Los poderes del big data son los que están permitiendo a los médicos dar con curas para enfermedades inabordables en otro tiempo y a los científicos predecir la evolución del clima y, según nos dicen, es lo que nos llevará a vivir en ciudades inteligentes sin problemas de tráfico, lo que hará posible a los políticos responder a las necesidades reales de la ciudadanía y a los periodistas sacar las historias ocultas que el poder no quiere escuchar y que se esconden en bases de datos de todo tipo.

Los datos, nos repiten estos utopistas, son el elemento central para mejorar el trabajo de los científicos o la eficiencia de la economía y de las empresas y también podrían ser clave para promover una democracia más participativa y una administración más eficaz. Sin embargo, surgen muchas cuestiones alrededor del big data.

Si uno quiere comprobar los avances de la gestión masiva de datos por parte de Gobiernos y empresas, y además tomar conciencia de los problemas o amenazas que conlleva, sólo tiene que darse una vuelta por la exposición Big Bang Data, que estos días organiza la Fundación Telefónica en la sede de la compañía en la Gran Vía madrileña. (¡Sí, cuesta creer que sea Telefónica, al fin y al cabo una multinacional con declarados intereses en el sector tecnológico, la que intente despertar nuestro sentido crítico!)

En el último panel informativo de la exposición, cuando a uno ya se le han dado múltiples argumentos para rebatir el optimismo panglossiano de los ciberencantados, los autores de la exposición nos hablan abiertamente de la "tiranía del datacentrismo", advirtiéndonos del fomento de esa idea de que en los datos se encuentre la respuesta a cualquier problema y de que nuestra sociedad pueda prescindir de "mecanismos más imperfectos y desordenados, basados en la política y la negociación".

Para rematar, nos dejan un mensaje poderoso y de clara vocación humanista: "Preservar valores como la subjetividad y la ambigüedad es especialmente importante en un momento en que es fácil pensar que todas las soluciones son computables y se encuentran dentro de un servidor, almacenadas en un Data Center".

Antes, un hipercrítico como Evgeny Morozov nos advierte del abuso que de la palabra "transparencia" hacen los Gobiernos, y analistas españoles también nos cuentan cómo las instituciones por el momento no están publicitando en los "portales de transparencia" la información que realmente interesa a los ciudadanos, como agendas o gastos, sino directorios con datos irrelevantes de patrimonio público.

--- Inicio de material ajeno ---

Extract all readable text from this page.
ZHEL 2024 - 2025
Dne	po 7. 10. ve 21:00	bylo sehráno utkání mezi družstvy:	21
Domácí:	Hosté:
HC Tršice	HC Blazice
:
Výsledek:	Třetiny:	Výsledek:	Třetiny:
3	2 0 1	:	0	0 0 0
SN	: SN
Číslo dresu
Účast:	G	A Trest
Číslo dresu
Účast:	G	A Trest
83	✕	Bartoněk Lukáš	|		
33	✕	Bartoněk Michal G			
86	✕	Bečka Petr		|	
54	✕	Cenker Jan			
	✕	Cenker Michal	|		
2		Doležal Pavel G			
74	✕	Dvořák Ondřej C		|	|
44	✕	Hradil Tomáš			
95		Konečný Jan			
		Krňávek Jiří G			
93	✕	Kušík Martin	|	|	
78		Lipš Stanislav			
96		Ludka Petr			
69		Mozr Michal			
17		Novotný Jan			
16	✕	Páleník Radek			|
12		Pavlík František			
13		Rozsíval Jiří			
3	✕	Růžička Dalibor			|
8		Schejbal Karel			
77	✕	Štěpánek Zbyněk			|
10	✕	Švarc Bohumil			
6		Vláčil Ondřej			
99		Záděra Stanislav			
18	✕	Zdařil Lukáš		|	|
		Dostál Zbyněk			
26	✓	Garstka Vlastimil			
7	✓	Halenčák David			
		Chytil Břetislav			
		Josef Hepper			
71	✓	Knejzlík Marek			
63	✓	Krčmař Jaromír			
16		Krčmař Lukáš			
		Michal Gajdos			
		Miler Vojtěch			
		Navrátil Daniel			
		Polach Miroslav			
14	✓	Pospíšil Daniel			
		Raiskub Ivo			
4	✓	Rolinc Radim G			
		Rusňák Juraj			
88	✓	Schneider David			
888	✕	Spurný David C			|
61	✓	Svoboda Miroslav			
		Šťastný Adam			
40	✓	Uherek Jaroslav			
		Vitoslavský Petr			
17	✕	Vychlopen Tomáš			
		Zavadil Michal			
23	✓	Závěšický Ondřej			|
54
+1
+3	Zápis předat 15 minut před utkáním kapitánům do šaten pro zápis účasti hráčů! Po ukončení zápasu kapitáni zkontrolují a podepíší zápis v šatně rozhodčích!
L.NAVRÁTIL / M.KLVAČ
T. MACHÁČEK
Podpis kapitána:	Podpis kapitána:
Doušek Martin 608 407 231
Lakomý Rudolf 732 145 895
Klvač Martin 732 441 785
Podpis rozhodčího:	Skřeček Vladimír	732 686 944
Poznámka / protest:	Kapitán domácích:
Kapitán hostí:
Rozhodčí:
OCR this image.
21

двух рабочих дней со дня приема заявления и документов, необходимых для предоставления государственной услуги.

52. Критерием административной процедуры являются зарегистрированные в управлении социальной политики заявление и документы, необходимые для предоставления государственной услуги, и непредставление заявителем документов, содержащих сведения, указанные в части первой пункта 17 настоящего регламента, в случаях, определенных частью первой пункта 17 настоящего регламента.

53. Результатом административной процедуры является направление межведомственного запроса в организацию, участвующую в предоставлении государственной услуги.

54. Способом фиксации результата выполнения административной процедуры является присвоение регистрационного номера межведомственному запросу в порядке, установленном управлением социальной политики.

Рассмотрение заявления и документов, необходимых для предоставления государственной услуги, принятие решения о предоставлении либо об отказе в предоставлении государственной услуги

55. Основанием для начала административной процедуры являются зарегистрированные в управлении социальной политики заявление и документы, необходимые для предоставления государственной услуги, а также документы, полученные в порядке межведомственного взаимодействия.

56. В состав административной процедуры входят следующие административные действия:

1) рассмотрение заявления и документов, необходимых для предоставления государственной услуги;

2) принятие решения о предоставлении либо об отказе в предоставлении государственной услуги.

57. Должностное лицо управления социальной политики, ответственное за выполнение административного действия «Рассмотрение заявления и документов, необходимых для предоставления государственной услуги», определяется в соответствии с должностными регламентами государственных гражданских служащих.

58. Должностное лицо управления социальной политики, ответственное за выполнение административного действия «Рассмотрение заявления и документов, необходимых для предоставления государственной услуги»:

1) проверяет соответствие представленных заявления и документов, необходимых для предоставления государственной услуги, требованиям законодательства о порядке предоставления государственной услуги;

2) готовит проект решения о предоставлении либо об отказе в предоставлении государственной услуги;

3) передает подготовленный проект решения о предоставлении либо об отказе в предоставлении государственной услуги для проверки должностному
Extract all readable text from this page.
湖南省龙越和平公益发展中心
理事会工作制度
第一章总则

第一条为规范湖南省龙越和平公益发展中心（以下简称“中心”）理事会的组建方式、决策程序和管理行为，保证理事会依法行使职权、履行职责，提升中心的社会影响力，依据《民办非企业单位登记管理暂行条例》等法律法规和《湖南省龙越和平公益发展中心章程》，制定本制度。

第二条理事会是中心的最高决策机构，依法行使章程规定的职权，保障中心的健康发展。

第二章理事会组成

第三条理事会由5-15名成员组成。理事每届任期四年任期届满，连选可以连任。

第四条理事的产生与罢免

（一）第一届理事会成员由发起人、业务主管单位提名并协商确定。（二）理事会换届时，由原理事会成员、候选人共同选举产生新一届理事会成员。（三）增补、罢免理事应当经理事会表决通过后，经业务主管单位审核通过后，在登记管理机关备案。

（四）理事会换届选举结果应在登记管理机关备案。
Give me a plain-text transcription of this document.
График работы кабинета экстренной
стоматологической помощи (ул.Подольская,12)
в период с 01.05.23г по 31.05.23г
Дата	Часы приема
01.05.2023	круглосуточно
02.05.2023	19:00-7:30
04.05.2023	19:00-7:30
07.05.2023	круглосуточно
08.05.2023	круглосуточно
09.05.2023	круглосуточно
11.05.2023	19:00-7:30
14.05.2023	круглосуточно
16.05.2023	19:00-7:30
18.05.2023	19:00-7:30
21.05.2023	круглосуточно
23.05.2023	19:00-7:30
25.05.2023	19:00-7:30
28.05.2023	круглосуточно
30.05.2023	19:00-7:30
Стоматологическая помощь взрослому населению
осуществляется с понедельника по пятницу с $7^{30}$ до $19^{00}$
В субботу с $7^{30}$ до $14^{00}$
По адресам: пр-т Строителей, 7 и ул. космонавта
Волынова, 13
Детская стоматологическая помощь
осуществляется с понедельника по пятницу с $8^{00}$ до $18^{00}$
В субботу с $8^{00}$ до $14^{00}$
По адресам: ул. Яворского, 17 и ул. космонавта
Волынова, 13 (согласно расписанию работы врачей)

También desmontan los organizadores de la exposición la metáfora de la nube, mentirosa donde las haya. Y es que detrás de ese gigantesco trasiego de fotos, e-mails o whatsapps no hay nada ligero ni esponjoso, sino una verdadera industria pesada formada por gigantescas instalaciones con millones de servidores, potentísimos aparatos de refrigeración y altas emisiones de gases a la atmósfera. Y también una telaraña de cables y ondas electromagnéticas que envuelven el planeta.

Los organizadores de la Fundación Telefónica también nos recuerdan que el big data, además de ser un arma para instaurar un estado de vigilancia como nunca se ha visto, también permite a los gigantes de Silicon Valley la mercantilización (aceptada por todos, todo hay que decirlo) de la intimidad. Aquí sí que se les notan los colores corporativos a los artífices de la exposición, puesto que esta línea crítica corre paralela a las invectivas que últimamente lanza César Alierta a Google o Facebook, a los que pide, en última instancia, que se rasquen el bolsillo para la financiación de todo el hierro y los cables que hacen posible la vaporosa nube de Internet.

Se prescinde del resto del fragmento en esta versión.